L’IA n’est plus un sujet spéculatif, ni un simple levier d’innovation. Elle est devenue une infrastructure. Un système d’exploitation invisible mais structurant.

Et pourtant, le véritable enjeu stratégique pour les médias d’information ne se situe plus là.

Il se trouve tout à fait ailleurs :
dans la montée en puissance de l’économie des créateurs,
dans la défiance massive des adolescents envers le journalisme,
et dans la recomposition silencieuse de la relation entre information, attention et confiance.


L’IA : un socle désormais acquis, pas le cœur du combat

En 2025, rédactions, éditeurs et plateformes ont largement dépassé le stade de l’expérimentation.
Automatisation de la production, aide à l’édition, personnalisation, traduction, analyse de données, distribution algorithmique : l’IA est partout.

Les travaux menés au sein de centres de recherche comme le JMAD Research Center de l’Auckland University of Technology montrent cependant un point clé :
👉 60 % des personnes interrogées se déclarent inconfortables avec des news majoritairement produites par l’IA.
Une possible interprétation pourrait être que l’IA ne crée ni la confiance, ni l’attention, ni le lien émotionnel.

Elle peut amplifier, accélérer, optimiser.
Mais elle ne compense pas une perte de crédibilité, une absence de relation ou un décalage culturel avec les publics.

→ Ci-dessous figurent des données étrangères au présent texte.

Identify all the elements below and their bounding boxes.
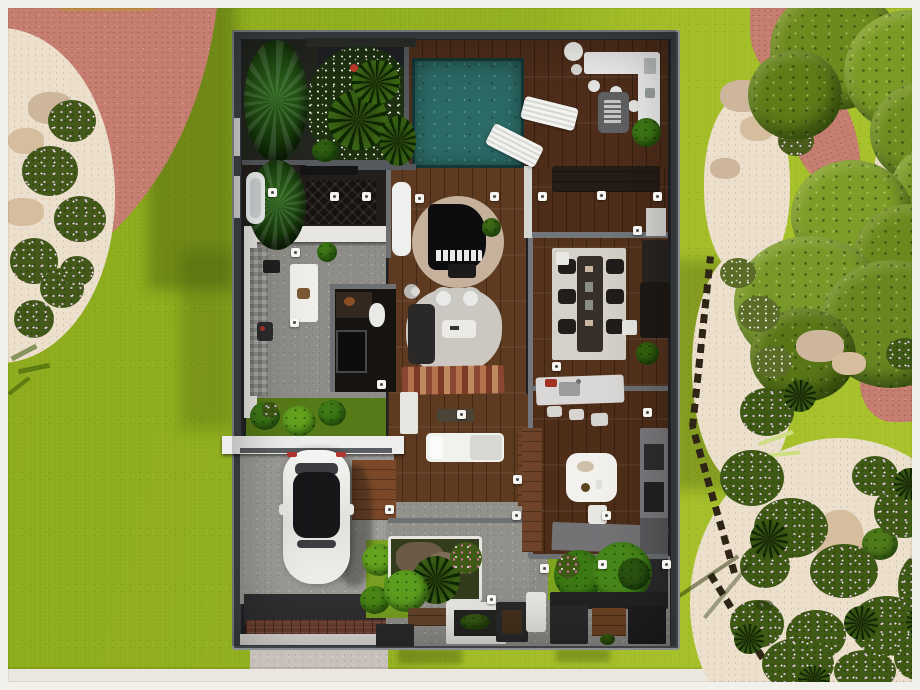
lamp-post-shadow-blob	[755, 600, 773, 610]
toilet[interactable]	[369, 303, 385, 327]
kitchen-sink[interactable]	[559, 382, 580, 396]
dining-chair-4[interactable]	[606, 259, 624, 274]
outdoor-shower-fixture[interactable]	[257, 322, 273, 341]
bathtub-basin	[250, 178, 261, 218]
island-plate	[577, 461, 594, 472]
kitchen-stool-1[interactable]	[547, 406, 562, 418]
wall-bath-top	[330, 284, 396, 289]
car-mirror-right	[347, 504, 354, 515]
kitchen-cabinets-left[interactable]	[522, 428, 542, 552]
courtyard-palm-2[interactable]	[380, 116, 416, 166]
ceiling-light-marker	[662, 560, 671, 569]
purple-flowers-11[interactable]	[852, 456, 898, 496]
white-flower-cluster-2[interactable]	[754, 346, 792, 378]
clothes-rack[interactable]	[300, 166, 358, 175]
white-flower-cluster-3[interactable]	[720, 258, 756, 288]
white-flower-cluster-1[interactable]	[738, 296, 780, 332]
white-shelf-dining-corner[interactable]	[646, 208, 666, 236]
flower-cluster-topleft-7[interactable]	[60, 256, 94, 286]
car-mirror-left	[279, 504, 286, 515]
ceiling-light-marker	[290, 318, 299, 327]
ball-pendant-lamp-small[interactable]	[571, 64, 582, 75]
bath-copper-basin	[344, 297, 355, 306]
kitchen-island[interactable]	[566, 453, 617, 502]
bar-stool-1[interactable]	[588, 80, 600, 92]
floor-lamp-living[interactable]	[411, 287, 420, 296]
purple-flowers-2[interactable]	[720, 450, 784, 506]
spiky-plant-3[interactable]	[844, 606, 878, 640]
wall-bath-left	[330, 288, 335, 392]
dining-chair-5[interactable]	[606, 289, 624, 304]
rock-right-top-3	[710, 158, 740, 179]
kitchen-appliance-1[interactable]	[644, 444, 664, 470]
purple-flowers-4[interactable]	[810, 544, 878, 598]
front-bed-pink-flowers[interactable]	[450, 542, 482, 574]
porch-pink-flowers[interactable]	[556, 554, 580, 578]
car-taillight-right	[336, 452, 346, 457]
sofa-dark[interactable]	[408, 304, 435, 364]
ceiling-light-marker	[362, 192, 371, 201]
spiky-plant-6[interactable]	[798, 666, 830, 690]
ceiling-light-marker	[268, 188, 277, 197]
island-food	[581, 483, 590, 492]
porch-pillar-left	[550, 606, 588, 644]
planter-dark-1[interactable]	[376, 624, 414, 647]
shower-stall[interactable]	[336, 330, 367, 373]
credenza-2[interactable]	[640, 282, 670, 338]
dining-centerpiece-2	[585, 282, 593, 292]
spiky-plant-4[interactable]	[894, 468, 920, 500]
deck-bench[interactable]	[552, 166, 660, 192]
kitchen-counter-corner[interactable]	[640, 518, 668, 554]
credenza-1[interactable]	[642, 240, 668, 284]
dining-chair-2[interactable]	[558, 289, 576, 304]
window-left-wall-1	[234, 118, 240, 156]
island-jar	[596, 480, 602, 489]
conifer-tree-1[interactable]	[244, 40, 308, 162]
dining-centerpiece-3	[585, 300, 593, 310]
grill-tray	[604, 100, 621, 125]
ceiling-light-marker	[513, 475, 522, 484]
ceiling-light-marker	[540, 564, 549, 573]
piano-bench[interactable]	[448, 264, 476, 278]
ceiling-light-marker	[633, 226, 642, 235]
bed-sheet	[470, 435, 502, 460]
side-table-dining-2[interactable]	[556, 252, 569, 265]
courtyard-red-flower[interactable]	[350, 64, 358, 72]
flower-cluster-topleft-2[interactable]	[22, 146, 78, 196]
dining-chair-3[interactable]	[558, 319, 576, 334]
hall-door-panel[interactable]	[400, 392, 418, 434]
front-bed-bush[interactable]	[384, 570, 428, 612]
window-left-wall-2	[234, 176, 240, 218]
garage-white-threshold	[240, 634, 388, 645]
outdoor-shower-knob	[260, 326, 265, 331]
purple-flowers-15[interactable]	[834, 650, 896, 690]
courtyard-table-item	[297, 288, 310, 299]
porch-white-bench[interactable]	[526, 592, 546, 632]
wall-gardenbed-topstrip	[306, 38, 416, 47]
ceiling-light-marker	[512, 511, 521, 520]
rock-right-mid-2	[832, 352, 866, 375]
ceiling-light-marker	[377, 380, 386, 389]
purple-flowers-13[interactable]	[886, 338, 920, 370]
flower-cluster-topleft-6[interactable]	[14, 300, 54, 338]
spiky-plant-5[interactable]	[734, 624, 764, 654]
lawn-shadow-front-1	[398, 648, 462, 664]
cut-object-top-edge	[58, 0, 156, 11]
porch-small-plant[interactable]	[600, 634, 615, 645]
ceiling-light-marker	[415, 194, 424, 203]
spiky-plant-1[interactable]	[784, 380, 816, 412]
courtyard-palm-3[interactable]	[352, 60, 400, 104]
wall-piano-dining-upper	[524, 166, 532, 238]
side-table-dining-1[interactable]	[622, 320, 637, 335]
deck-potted-plant[interactable]	[632, 118, 661, 147]
ceiling-light-marker	[487, 595, 496, 604]
kitchen-stool-2[interactable]	[569, 409, 584, 421]
car-roof-glass	[293, 472, 340, 538]
ceiling-light-marker	[597, 191, 606, 200]
ceiling-light-marker	[602, 511, 611, 520]
porch-pillar-right	[628, 606, 666, 644]
tree-canopy-3[interactable]	[748, 50, 842, 140]
doormat[interactable]	[437, 409, 474, 422]
ceiling-light-marker	[490, 192, 499, 201]
car-taillight-left	[287, 452, 297, 457]
armchair-1[interactable]	[432, 287, 455, 310]
lawn-shadow-house-left-2	[180, 250, 236, 430]
courtyard-potted-plant[interactable]	[317, 242, 337, 262]
kitchen-appliance-2[interactable]	[644, 482, 664, 512]
bath-vanity[interactable]	[336, 292, 372, 318]
dining-centerpiece-4	[585, 320, 593, 326]
ceiling-light-marker	[643, 408, 652, 417]
porch-wood-step	[592, 608, 626, 636]
white-chaise[interactable]	[392, 182, 411, 256]
bar-item[interactable]	[645, 88, 655, 98]
ceiling-light-marker	[538, 192, 547, 201]
plant-dining[interactable]	[636, 342, 659, 365]
hall-runner-rug[interactable]	[402, 365, 504, 395]
planter-dark-2-soil	[502, 610, 522, 634]
courtyard-coffee-maker[interactable]	[263, 260, 280, 273]
bed-pillow	[430, 436, 443, 459]
ceiling-light-marker	[457, 410, 466, 419]
coffee-table-remote	[450, 326, 459, 330]
ceiling-light-marker	[330, 192, 339, 201]
ceiling-light-marker	[598, 560, 607, 569]
bar-stool-3[interactable]	[628, 100, 640, 112]
bar-sink[interactable]	[644, 58, 656, 74]
courtyard-flower-dot[interactable]	[262, 402, 278, 418]
ceiling-light-marker	[653, 192, 662, 201]
wall-piano-dining-lower	[528, 238, 533, 388]
lawn-shadow-front-2	[556, 648, 610, 662]
dark-bed-rug[interactable]	[306, 180, 376, 224]
planter-white-sprigs	[460, 614, 490, 630]
courtyard-small-bush[interactable]	[312, 140, 338, 162]
rock-topleft-4	[2, 198, 44, 226]
ceiling-light-marker	[291, 248, 300, 257]
porch-plant-dark[interactable]	[618, 558, 650, 590]
kitchen-faucet	[576, 379, 581, 384]
courtyard-bush-2[interactable]	[282, 406, 316, 436]
kitchen-stool-3[interactable]	[591, 413, 608, 427]
wall-piano-left	[386, 168, 391, 258]
dining-centerpiece-1	[585, 266, 593, 272]
ceiling-light-marker	[385, 505, 394, 514]
plant-by-piano[interactable]	[482, 218, 501, 237]
car-rear-window	[297, 540, 336, 548]
flower-cluster-topleft-1[interactable]	[48, 100, 96, 142]
coffee-table[interactable]	[442, 320, 476, 338]
ceiling-light-marker	[552, 362, 561, 371]
wall-bedroom2-bottom	[388, 518, 530, 523]
aerial-house-scene	[0, 0, 920, 690]
grand-piano-keys	[434, 250, 482, 261]
flower-cluster-topleft-3[interactable]	[54, 196, 106, 242]
armchair-2[interactable]	[459, 287, 482, 310]
courtyard-bush-3[interactable]	[318, 400, 346, 426]
spiky-plant-2[interactable]	[750, 520, 788, 558]
kitchen-red-pot[interactable]	[545, 379, 557, 387]
ball-pendant-lamp[interactable]	[564, 42, 583, 61]
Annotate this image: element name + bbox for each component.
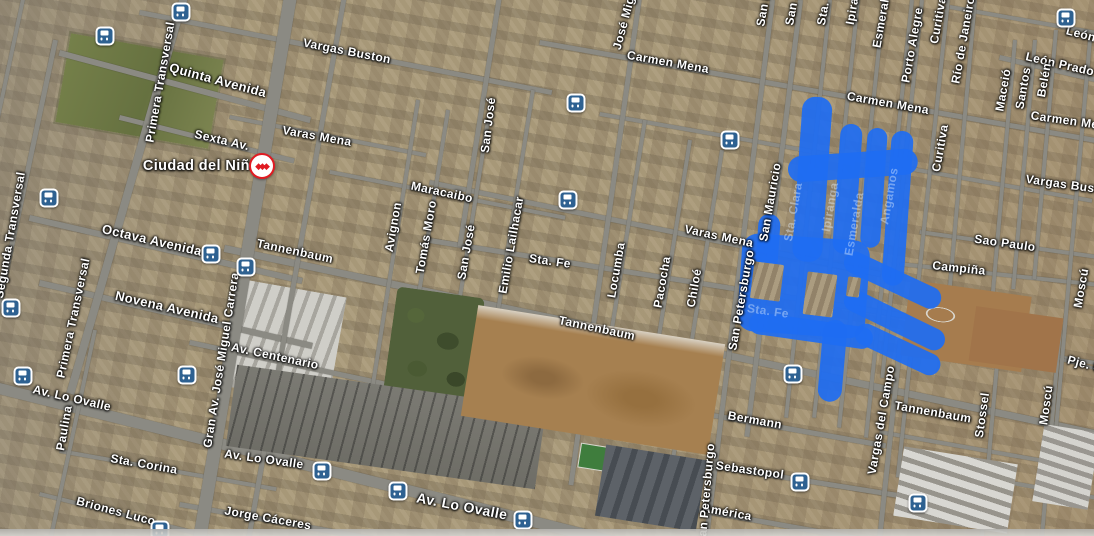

Le déplacement majeur : de la marque média vers les créateurs

Le signal faible devenu fort en 2025 est désormais évident en 2026 :
l’attention ne se concentre plus autour des institutions, mais autour des personnes.

Chercheurs, éditeurs et analystes convergent sur ce point.
Lors de conférences académiques et dans plusieurs prospectives publiées par des organisations comme l’INMA ou Nieman Journalism Lab, une même idée revient :

Les médias qui résisteront sont ceux qui sauront intégrer, accompagner et valoriser des journalistes-créateurs, capables d’incarner une ligne éditoriale et de construire une relation directe avec leur audience.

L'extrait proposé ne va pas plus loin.